Pascal Grunow war bereits drei Jahre lang als Werkstudent in der Redaktion von BörsenNEWS tätig und ist heute Teil der Redaktion von Wallstreet-Online. Sein Schwerpunkt liegt vor allem auf Kryptothemen, bei denen er aktuelle Marktbewegungen und Trends rund um digitale Währungen aufbereitet.
Michael Burry verschärft seine Wette gegen den KI-Hype und hat seine Short-Positionen auf Nebius, Micron und Oracle ausgebaut und zugleich seine Wette gegen den Halbleitersektor über Put-Optionen auf den iShares Semiconductor ETF (SOXX) erhöht.
Wie Burry mitteilte, stockte er seine Nebius-Shortposition bei einem Aktienkurs von 247 US-Dollar auf. Bei Micron erhöhte er seine Short-Wette bei 924 US-Dollar, bei Oracle bei 152 US-Dollar. Zusätzlich kaufte Burry weitere SOXX-Puts mit Laufzeit bis März 2027 und Basispreisen im niedrigen 400-Dollar-Bereich.
Burry sieht Warnsignal bei Nebius
Besonders Nebius hat es ihm angetan. "Nebius zeigt, wie die Spitze eines Booms aussieht", erklärte Burry. Für ihn steht die rasante Entwicklung des Unternehmens sinnbildlich für die Exzesse des aktuellen KI-Booms. Nebius ist seit Jahresbeginn um 209,6 Prozent gestiegen. Gleichzeitig liegt das Short-Interesse bei 27,7 Prozent.

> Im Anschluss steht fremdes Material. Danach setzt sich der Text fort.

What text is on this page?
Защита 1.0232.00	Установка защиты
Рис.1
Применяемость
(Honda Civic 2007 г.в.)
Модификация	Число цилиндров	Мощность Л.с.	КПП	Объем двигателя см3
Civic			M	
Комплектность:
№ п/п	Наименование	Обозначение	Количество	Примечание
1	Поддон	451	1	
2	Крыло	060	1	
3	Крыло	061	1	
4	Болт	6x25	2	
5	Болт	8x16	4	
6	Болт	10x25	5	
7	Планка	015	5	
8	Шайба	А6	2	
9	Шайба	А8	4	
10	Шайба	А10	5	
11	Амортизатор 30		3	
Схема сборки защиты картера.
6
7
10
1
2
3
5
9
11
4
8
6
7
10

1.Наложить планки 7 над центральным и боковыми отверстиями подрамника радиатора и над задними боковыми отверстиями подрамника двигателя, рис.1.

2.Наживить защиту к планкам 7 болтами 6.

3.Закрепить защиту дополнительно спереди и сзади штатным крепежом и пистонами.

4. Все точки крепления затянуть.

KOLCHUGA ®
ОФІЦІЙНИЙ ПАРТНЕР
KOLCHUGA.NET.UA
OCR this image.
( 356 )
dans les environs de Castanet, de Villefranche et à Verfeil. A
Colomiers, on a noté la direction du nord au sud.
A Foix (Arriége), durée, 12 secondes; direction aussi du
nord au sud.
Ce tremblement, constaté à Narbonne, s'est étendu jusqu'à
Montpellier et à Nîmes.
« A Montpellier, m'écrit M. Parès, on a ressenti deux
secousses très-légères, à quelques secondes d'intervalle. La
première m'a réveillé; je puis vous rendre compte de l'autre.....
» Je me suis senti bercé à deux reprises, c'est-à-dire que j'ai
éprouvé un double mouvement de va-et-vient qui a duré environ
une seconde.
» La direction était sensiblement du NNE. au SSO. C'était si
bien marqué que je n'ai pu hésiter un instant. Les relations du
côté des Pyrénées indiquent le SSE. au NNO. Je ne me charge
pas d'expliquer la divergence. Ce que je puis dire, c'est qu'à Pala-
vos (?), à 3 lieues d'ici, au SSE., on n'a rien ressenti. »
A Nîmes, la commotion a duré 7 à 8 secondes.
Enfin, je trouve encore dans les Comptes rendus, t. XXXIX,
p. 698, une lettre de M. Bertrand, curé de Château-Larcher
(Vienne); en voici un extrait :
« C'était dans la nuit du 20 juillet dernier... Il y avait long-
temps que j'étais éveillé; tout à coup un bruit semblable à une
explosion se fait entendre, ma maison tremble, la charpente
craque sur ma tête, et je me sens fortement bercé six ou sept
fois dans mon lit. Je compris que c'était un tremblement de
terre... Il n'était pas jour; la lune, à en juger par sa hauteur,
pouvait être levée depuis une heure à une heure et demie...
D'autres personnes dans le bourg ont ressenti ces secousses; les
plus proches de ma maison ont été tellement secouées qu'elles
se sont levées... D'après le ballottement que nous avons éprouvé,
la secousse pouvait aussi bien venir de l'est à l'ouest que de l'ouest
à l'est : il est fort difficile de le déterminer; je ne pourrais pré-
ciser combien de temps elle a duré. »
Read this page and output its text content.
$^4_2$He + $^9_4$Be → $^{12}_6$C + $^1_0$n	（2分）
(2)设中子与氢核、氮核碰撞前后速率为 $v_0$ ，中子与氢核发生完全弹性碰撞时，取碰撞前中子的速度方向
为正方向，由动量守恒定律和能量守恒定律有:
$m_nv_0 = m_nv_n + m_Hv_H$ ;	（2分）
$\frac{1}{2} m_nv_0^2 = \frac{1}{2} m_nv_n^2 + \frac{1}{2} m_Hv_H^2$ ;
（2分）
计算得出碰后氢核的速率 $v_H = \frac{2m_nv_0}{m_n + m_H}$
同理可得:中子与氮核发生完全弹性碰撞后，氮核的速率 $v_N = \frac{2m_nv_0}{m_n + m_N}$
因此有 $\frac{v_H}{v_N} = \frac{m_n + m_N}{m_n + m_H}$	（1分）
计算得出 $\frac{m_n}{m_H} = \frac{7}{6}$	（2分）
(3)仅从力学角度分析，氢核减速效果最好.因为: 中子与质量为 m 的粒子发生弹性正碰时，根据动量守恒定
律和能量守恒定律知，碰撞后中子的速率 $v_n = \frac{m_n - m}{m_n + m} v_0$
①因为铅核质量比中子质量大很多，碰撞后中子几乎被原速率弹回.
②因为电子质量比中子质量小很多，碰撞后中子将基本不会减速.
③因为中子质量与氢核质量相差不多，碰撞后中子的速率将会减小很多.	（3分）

Im Mittelpunkt von Burrys Kritik stehen Aussagen von Nebius zu seinen Verträgen für KI-Rechenkapazität. Das Unternehmen erklärte im jüngsten Earnings Call, es könnte seine gesamte Kapazität für 2027 über Verträge mit Laufzeiten von einem bis drei Jahren verkaufen. Nebius wolle jedoch bewusst Kapazitäten zurückhalten, um kurzfristigere Nachfrage bedienen zu können.
Nach Angaben des Unternehmens werden kurzfristigere Verträge derzeit zu Preisen von 40 bis 50 Millionen US-Dollar je Megawatt verhandelt – teilweise sogar darüber. Mittelfristige Verträge liegen dagegen lediglich bei etwa 20 bis 25 Millionen US-Dollar je Megawatt. Damit zahlen Kunden für kurzfristig verfügbare Rechenleistung teilweise etwa doppelt so viel.
Burry warnt vor schnellem Wertverlust
Kapazität in der unmittelbaren Zukunft wird demnach deutlich höher bewertet als längerfristige Verfügbarkeit. Für Burry deutet diese ungewöhnliche Preisstruktur darauf hin, dass der wirtschaftliche Wert der zugrunde liegenden KI-Infrastruktur schneller sinken könnte als erwartet.
Da die Energieversorgung selbst nicht an Wert verliere, müsse der Preisverfall laut Burry an anderer Stelle entstehen. "Also verliert entweder die GPU an Wert, der Kunde – oder, was wahrscheinlich ist, beide."
Abschreibungen werden zum nächsten Streitpunkt
Zusätzliche Kritik übt Burry an der Bilanzierung von Nebius. Das Unternehmen hat die Abschreibungsdauer seiner Server von vier auf fünf Jahre verlängert.
Für Burry entsteht dadurch ein Widerspruch. Seiner Interpretation zufolge kalkuliert Nebius bei seinen Geschäften mit einem Wertverfall von ungefähr 50 Prozent pro Jahr, verlängert gleichzeitig aber die Nutzungsdauer der Server, über die deren Kosten in der Rechnungslegung abgeschrieben werden.